Not only is chickpea tuna salad a great meal to take to work or eat at home, but you can also make it the day before and grab it on the way out the door.
I made my son a chickpea tuna salad melt on whole-grain bread with Havarti Follow Your Heart cheese slices. And he wanted a second sandwich. Kid tested; mother approved!
Any way you eat it, chickpea tuna salad never disappoints.
Recipe FAQs
The answer is anything. Serve it on crackers or celery. I noted that it tastes excellent inside a tomato, red, or green bell pepper. It tastes fabulous on apple slices as well. I even love dipping homemade potato chips into my chickpea tuna salad.
Chickpea tuna salad has a wonderful, flaky, creamy texture and a slight taste savory sea flavor. However, it doesn’t taste fishy at all!
Chickpeas boast an impressive nutritional profile. They contain a moderate number of calories, providing 269 per cup (164 grams).

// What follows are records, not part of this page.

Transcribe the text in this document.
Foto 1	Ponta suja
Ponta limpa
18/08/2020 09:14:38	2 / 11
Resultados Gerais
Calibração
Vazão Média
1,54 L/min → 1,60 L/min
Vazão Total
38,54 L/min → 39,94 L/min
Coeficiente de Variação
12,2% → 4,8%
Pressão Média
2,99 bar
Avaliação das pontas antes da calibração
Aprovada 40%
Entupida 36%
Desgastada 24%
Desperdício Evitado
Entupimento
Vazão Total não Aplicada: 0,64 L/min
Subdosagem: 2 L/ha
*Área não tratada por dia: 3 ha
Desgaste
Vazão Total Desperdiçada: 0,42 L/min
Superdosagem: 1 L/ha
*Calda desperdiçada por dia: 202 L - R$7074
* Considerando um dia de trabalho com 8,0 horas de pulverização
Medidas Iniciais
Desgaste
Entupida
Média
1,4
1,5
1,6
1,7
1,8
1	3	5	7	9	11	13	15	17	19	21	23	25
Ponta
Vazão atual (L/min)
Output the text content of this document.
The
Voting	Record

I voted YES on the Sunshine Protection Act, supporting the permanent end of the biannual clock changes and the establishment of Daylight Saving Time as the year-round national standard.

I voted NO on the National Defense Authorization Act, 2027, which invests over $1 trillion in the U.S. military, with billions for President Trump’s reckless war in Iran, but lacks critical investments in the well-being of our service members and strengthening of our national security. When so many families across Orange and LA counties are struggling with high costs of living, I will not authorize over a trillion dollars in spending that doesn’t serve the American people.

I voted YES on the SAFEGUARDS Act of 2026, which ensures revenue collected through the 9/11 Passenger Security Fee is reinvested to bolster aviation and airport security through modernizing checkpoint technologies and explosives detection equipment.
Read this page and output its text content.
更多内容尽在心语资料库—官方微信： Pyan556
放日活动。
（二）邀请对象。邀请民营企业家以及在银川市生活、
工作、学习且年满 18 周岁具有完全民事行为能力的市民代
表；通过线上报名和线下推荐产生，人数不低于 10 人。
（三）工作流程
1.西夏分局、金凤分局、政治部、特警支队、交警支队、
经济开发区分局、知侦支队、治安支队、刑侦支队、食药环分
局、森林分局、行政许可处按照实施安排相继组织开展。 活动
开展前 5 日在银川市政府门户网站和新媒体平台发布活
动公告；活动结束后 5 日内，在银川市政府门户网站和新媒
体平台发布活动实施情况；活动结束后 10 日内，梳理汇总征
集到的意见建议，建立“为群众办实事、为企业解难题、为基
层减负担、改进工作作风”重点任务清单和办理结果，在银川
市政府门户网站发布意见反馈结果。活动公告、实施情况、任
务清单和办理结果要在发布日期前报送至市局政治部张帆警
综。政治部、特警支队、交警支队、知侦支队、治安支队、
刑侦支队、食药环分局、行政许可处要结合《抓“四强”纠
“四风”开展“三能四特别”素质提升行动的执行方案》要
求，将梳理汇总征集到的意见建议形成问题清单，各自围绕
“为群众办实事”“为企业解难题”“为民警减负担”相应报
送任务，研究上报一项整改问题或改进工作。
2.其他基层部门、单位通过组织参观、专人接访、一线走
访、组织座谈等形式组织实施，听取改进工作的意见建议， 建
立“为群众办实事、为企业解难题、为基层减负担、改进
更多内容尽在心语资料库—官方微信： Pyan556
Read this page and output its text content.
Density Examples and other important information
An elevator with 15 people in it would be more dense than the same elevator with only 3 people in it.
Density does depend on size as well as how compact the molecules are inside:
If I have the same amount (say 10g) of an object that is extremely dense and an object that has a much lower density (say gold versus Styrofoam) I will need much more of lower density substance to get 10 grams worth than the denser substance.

Approximately 67% of these calories come from carbs, while the rest comes from protein and fat.
Tips
- Use your favorite bread, wrap, or pita (toasted or untoasted)
- I love tomatoes slices, cucumber slices, micro-greens, lettuce, and dill pickles.
- Place a generous portion of vegan chickpea tuna salad in between the bread and vegetables.
- And enjoy!
- Other great additions: shredded carrots, sliced red or green bell peppers, jalapenos (for a little heat), mild banana peppers (for the less daring), and some even like to add a thin stripe of mustard.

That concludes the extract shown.